A report (which focuses on lending by mainstream banks to SEs and charities) http://flipfinance.org.uk/2016/07/23/forest-for-the-trees/ takes an interesting analytical approach of using SICs to attempt to identify what are social sector organisations, but summarises the limits of such an approach:

This is therefore a classification, though not of ownership, governance or legal form, nor of motivation, approach to impact or profit distribution. For this reason, it is impossible to use SIC codes to accurately assess activity relating uniquely to the social sector (however defined). (p15)

ScatteredInk commented 6 years ago

I don't think we want SICs to have a privileged position in terms of classifications, and we also need to deal with the fact that there are multiple SICs (in terms of number of digits and different revisions by year. There is also the edge case of foreign-registered charities active in the UK. So, essentially, SICs need to be treated like any other classification.

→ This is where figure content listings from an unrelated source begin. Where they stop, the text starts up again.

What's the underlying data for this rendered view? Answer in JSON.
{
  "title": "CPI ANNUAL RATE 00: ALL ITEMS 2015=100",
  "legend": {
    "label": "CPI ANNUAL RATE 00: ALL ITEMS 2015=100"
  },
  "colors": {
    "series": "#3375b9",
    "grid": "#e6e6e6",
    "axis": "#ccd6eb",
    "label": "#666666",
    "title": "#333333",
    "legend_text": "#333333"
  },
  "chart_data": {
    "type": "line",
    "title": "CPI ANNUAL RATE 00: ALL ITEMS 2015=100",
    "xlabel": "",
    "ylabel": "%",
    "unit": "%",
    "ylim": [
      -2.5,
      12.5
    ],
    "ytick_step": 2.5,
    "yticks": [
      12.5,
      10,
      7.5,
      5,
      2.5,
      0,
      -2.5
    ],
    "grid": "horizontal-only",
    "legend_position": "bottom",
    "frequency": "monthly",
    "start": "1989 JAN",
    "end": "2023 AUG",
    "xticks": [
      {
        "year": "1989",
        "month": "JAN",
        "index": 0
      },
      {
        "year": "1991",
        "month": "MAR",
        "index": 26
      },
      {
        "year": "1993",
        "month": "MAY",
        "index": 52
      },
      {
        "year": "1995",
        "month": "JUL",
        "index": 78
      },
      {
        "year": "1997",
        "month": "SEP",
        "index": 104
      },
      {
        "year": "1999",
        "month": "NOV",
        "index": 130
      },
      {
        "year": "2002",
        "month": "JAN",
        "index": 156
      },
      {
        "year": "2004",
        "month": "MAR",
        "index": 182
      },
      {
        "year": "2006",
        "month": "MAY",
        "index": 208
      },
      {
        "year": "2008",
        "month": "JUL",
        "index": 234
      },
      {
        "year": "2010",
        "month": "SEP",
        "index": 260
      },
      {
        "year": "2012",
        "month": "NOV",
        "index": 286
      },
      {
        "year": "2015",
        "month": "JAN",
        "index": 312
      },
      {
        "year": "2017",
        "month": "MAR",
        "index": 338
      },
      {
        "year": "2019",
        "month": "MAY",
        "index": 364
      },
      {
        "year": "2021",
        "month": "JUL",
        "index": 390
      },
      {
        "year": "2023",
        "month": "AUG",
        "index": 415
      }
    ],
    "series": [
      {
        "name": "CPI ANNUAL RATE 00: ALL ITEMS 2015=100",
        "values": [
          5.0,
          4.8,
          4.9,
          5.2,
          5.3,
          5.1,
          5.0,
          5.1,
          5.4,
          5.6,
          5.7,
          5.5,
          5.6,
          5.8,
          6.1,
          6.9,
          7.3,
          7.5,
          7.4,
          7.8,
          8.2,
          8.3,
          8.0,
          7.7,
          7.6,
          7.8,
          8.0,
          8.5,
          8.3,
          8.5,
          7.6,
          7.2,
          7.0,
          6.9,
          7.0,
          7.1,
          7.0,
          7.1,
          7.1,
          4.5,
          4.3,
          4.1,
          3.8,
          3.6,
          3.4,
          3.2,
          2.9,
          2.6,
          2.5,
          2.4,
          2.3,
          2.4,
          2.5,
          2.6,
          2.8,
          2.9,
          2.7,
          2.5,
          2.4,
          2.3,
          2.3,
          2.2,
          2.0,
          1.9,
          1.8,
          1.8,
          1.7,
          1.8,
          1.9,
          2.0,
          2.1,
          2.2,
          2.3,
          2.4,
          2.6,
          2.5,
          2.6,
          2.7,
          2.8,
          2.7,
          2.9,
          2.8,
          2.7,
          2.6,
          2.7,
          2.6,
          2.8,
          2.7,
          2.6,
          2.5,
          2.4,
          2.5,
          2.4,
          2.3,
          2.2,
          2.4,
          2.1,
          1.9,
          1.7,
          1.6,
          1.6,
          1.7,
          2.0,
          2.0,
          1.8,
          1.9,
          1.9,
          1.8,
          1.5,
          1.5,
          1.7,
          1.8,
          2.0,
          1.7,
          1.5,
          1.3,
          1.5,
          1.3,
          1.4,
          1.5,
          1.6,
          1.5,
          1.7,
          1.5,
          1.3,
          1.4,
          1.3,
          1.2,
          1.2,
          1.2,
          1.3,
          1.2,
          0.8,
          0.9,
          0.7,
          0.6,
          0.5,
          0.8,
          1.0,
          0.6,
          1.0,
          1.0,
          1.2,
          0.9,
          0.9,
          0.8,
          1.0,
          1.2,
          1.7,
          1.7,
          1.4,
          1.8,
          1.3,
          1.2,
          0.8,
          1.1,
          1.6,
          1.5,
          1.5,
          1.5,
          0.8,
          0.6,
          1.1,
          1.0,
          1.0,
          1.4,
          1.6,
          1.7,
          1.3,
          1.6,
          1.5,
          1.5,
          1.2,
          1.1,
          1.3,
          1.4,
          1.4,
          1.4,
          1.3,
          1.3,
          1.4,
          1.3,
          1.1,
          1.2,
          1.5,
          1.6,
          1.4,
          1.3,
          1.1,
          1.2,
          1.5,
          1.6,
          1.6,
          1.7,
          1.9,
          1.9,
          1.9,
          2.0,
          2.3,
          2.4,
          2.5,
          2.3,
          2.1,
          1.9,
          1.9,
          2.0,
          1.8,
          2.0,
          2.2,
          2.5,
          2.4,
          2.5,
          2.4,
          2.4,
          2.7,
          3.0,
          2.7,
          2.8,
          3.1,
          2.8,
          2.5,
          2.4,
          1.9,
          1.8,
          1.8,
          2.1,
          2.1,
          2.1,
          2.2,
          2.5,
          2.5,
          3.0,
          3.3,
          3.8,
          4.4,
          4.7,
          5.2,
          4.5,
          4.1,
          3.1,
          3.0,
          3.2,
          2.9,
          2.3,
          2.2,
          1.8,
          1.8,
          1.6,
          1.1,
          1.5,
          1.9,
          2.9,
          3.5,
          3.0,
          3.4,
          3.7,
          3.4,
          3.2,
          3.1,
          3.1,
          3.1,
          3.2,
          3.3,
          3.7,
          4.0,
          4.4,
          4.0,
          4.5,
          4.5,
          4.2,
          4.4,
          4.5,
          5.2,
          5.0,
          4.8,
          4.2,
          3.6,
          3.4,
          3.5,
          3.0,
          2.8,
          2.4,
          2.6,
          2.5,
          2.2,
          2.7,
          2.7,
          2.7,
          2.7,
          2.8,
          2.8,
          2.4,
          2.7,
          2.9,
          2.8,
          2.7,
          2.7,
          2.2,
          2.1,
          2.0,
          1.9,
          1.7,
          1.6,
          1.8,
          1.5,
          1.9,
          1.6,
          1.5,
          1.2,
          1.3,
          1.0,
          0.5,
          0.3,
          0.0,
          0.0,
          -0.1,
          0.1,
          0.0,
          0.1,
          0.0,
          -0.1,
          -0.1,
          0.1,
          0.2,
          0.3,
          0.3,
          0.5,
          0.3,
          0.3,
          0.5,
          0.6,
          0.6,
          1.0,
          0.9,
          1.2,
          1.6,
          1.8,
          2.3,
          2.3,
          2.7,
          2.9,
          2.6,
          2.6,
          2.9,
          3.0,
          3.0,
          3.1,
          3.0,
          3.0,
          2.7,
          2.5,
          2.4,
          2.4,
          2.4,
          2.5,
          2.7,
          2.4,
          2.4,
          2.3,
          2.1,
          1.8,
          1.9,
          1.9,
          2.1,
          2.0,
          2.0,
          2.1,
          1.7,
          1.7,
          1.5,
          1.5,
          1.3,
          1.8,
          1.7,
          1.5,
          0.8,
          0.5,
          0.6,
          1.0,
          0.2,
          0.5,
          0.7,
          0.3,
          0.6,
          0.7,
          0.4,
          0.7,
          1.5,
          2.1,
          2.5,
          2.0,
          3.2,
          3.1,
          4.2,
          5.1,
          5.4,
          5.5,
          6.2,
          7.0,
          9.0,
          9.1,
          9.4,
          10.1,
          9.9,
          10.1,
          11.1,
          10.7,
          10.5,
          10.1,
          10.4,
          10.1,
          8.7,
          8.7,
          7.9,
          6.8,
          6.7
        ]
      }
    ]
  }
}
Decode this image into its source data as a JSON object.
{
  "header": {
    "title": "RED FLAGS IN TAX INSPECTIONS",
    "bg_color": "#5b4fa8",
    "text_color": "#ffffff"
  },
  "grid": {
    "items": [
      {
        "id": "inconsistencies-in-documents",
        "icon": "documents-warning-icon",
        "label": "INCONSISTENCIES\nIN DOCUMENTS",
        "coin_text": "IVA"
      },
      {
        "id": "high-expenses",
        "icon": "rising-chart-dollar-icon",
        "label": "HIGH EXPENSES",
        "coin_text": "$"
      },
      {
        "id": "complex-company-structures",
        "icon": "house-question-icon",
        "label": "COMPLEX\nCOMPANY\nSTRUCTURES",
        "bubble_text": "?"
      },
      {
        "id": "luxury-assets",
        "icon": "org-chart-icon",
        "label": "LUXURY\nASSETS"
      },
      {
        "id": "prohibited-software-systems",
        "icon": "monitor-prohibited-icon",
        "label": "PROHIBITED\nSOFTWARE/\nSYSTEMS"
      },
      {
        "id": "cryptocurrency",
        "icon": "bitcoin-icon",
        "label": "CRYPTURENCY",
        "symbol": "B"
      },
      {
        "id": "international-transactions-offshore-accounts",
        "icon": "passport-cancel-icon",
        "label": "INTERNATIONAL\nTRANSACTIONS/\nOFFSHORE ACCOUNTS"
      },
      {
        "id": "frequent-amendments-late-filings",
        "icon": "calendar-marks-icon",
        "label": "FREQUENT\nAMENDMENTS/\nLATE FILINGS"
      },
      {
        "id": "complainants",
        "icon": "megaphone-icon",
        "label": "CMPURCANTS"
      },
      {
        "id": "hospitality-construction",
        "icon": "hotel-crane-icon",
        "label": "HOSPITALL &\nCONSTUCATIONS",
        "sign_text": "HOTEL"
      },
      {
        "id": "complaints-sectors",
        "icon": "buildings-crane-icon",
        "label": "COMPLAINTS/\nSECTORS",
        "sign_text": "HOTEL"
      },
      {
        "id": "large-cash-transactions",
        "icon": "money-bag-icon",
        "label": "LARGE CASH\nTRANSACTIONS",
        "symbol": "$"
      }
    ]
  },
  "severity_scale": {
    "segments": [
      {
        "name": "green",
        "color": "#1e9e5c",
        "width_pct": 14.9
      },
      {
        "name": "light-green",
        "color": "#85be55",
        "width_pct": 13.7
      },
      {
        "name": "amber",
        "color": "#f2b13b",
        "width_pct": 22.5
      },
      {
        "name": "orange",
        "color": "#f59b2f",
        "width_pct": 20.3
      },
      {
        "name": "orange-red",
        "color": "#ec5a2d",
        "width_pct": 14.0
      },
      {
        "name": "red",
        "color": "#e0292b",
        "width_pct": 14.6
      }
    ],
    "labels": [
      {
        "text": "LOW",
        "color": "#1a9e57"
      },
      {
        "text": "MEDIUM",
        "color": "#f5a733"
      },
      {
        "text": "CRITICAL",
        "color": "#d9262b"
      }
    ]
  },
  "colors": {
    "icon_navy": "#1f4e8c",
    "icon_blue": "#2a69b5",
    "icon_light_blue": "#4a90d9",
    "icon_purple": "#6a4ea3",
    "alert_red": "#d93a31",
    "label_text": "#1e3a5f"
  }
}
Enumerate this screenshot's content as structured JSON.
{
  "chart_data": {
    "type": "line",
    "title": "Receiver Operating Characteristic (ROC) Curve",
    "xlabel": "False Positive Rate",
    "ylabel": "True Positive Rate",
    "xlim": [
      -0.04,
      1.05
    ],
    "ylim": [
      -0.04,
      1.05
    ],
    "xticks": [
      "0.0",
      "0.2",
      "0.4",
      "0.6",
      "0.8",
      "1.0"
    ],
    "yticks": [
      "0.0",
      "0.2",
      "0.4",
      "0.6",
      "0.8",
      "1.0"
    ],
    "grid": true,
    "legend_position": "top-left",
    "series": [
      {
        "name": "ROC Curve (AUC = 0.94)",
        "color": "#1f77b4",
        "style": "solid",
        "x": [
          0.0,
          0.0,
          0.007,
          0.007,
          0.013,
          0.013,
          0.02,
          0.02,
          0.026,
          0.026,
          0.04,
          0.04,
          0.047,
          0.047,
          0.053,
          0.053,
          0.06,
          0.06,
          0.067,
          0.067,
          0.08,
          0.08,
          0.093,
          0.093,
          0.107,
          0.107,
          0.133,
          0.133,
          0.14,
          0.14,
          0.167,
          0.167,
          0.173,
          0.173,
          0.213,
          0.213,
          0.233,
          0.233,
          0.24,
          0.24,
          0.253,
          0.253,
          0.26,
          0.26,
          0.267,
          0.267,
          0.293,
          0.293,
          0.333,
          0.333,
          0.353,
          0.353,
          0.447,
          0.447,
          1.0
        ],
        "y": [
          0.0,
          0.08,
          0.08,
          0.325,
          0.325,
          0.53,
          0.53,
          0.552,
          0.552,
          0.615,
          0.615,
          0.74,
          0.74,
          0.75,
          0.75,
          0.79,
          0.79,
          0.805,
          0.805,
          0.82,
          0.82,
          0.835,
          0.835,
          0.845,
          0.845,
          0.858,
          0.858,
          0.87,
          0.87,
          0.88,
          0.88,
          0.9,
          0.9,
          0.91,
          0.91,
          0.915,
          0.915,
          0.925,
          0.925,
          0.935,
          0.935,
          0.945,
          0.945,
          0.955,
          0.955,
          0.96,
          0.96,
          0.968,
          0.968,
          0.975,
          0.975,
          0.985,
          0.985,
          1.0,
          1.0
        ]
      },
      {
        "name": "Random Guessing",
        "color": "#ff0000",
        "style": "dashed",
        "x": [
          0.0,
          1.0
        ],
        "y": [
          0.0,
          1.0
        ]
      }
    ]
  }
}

But I definitely think that there are enough use-cases and that SICs are confusing enough - especially when dealing with definitional breaks in longitudinal analysis - that we should plan for significant guidance around using SICs in the spec and for the possibility that SICs will be used in different ways than they are in dealings with Companies House.

I agree that there are drawbacks from SICs not being sector-specific but, given the emphasis on places in the impact-measurement use-cases, the intersection with other statistics on the labour market and business demography makes this a relatively minor point - and if something better comes along, then the techniques are in place to switch over.